An evolved approach towards this problem would codify such a workflow and perhaps even integrate it into the compiler. A compiler with a history of its compilations or integration into a source control system could do a lot to help manage versioning. Once a type has been identified as something where previous versions are known and important–such as existing in serialized forms or used within the internals of frameworks– its structure should be set as “immutable”--such as the file becoming read-only and any attempts to modify it resulting in compiler errors unless done in a privileged way. Desired mutations to such a structure should be expressed through a specially crafted Domain Specific Language to define transformations to the type – such as “remove a field”, “change the type/name of a field”, “add a parameter to a method”, etc. With such tooling, the compiler could generate versioned objects and ADAPTERs between versions synthetically.

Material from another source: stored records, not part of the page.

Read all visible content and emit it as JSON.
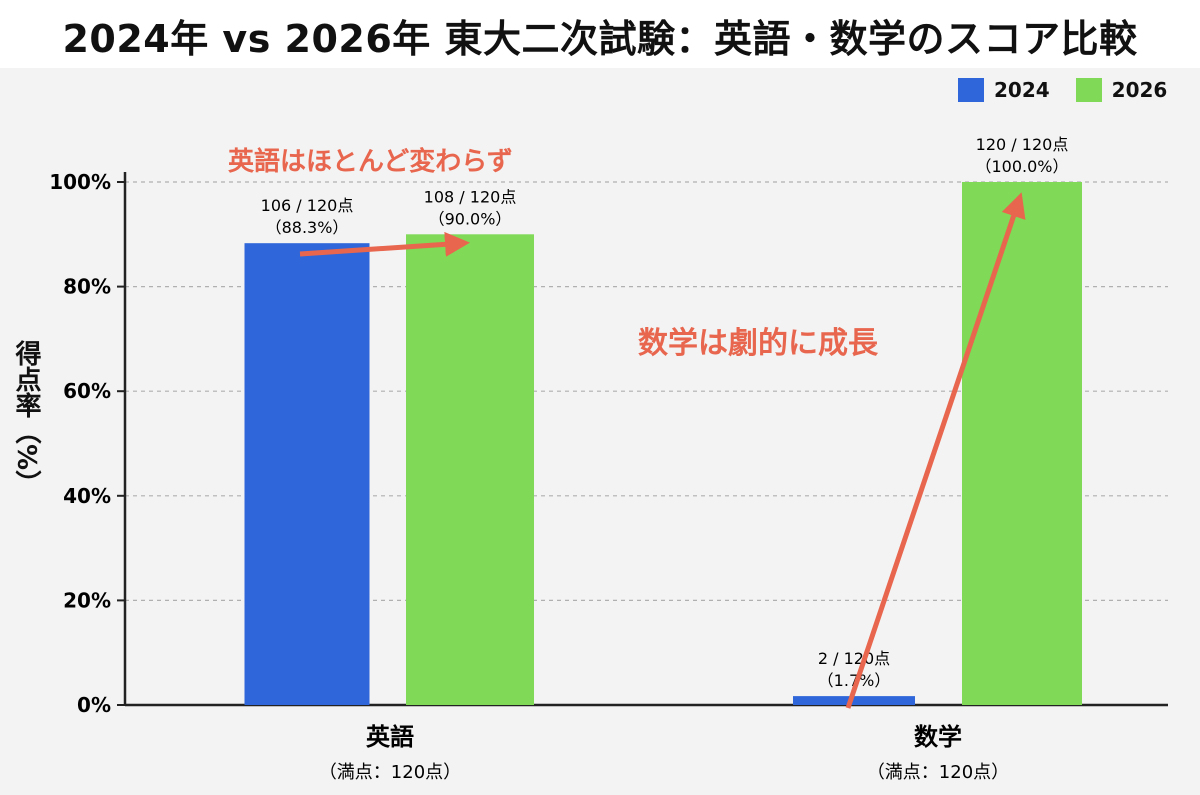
{
  "chart_data": {
    "type": "bar",
    "title": "2024年 vs 2026年 東大二次試験：英語・数学のスコア比較",
    "ylabel": "得点率（%）",
    "ylim": [
      0,
      100
    ],
    "yticks": [
      {
        "value": 0,
        "label": "0%"
      },
      {
        "value": 20,
        "label": "20%"
      },
      {
        "value": 40,
        "label": "40%"
      },
      {
        "value": 60,
        "label": "60%"
      },
      {
        "value": 80,
        "label": "80%"
      },
      {
        "value": 100,
        "label": "100%"
      }
    ],
    "grid": true,
    "legend_position": "top-right",
    "categories": [
      {
        "name": "英語",
        "sublabel": "（満点：120点）"
      },
      {
        "name": "数学",
        "sublabel": "（満点：120点）"
      }
    ],
    "series": [
      {
        "name": "2024",
        "color": "#2f66d9",
        "values": [
          88.3,
          1.7
        ],
        "labels": [
          [
            "106 / 120点",
            "（88.3%）"
          ],
          [
            "2 / 120点",
            "（1.7%）"
          ]
        ]
      },
      {
        "name": "2026",
        "color": "#80d957",
        "values": [
          90.0,
          100.0
        ],
        "labels": [
          [
            "108 / 120点",
            "（90.0%）"
          ],
          [
            "120 / 120点",
            "（100.0%）"
          ]
        ]
      }
    ],
    "annotations": [
      {
        "text": "英語はほとんど変わらず",
        "color": "#e8664e"
      },
      {
        "text": "数学は劇的に成長",
        "color": "#e8664e"
      }
    ]
  }
}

Such an approach is basically used in database migration tools such as LiquiBase which perform database schema versioning. I argue that is essentially the same problem as serialized object versioning. Consequently, dealing with versioning may not actually be a “sub-feature” that a serialization library needs to manage itself. It may actually be a separate feature/library that handles versioning in a way that serialization is compatible with and respects.
Conclusion
We've explored the architecture of various serialization offerings. Java IO has a small public surface area, though larger than expected complexity in the innards of java.io.ObjectOutputStream/ObjectInputStream
. Gson has a relatively straightforward architecture. Jackson's architecture is massive and fragmented, with a lot of moving parts that obscure a relatively simple fundamental pattern. Johnzon's architecture is a bit slimmer, using modern API design techniques. Kryo features abstractions built from the ground up that focus on performance. While Kryo doesn't rely as much on JDK standards, it does offer a small, understandable surface area of functionality. All of these architectures can be summarized as variations of a basic combination of usage of the FACADE and STRATEGY patterns. This common kernel suggests a uniform API, which I explore next.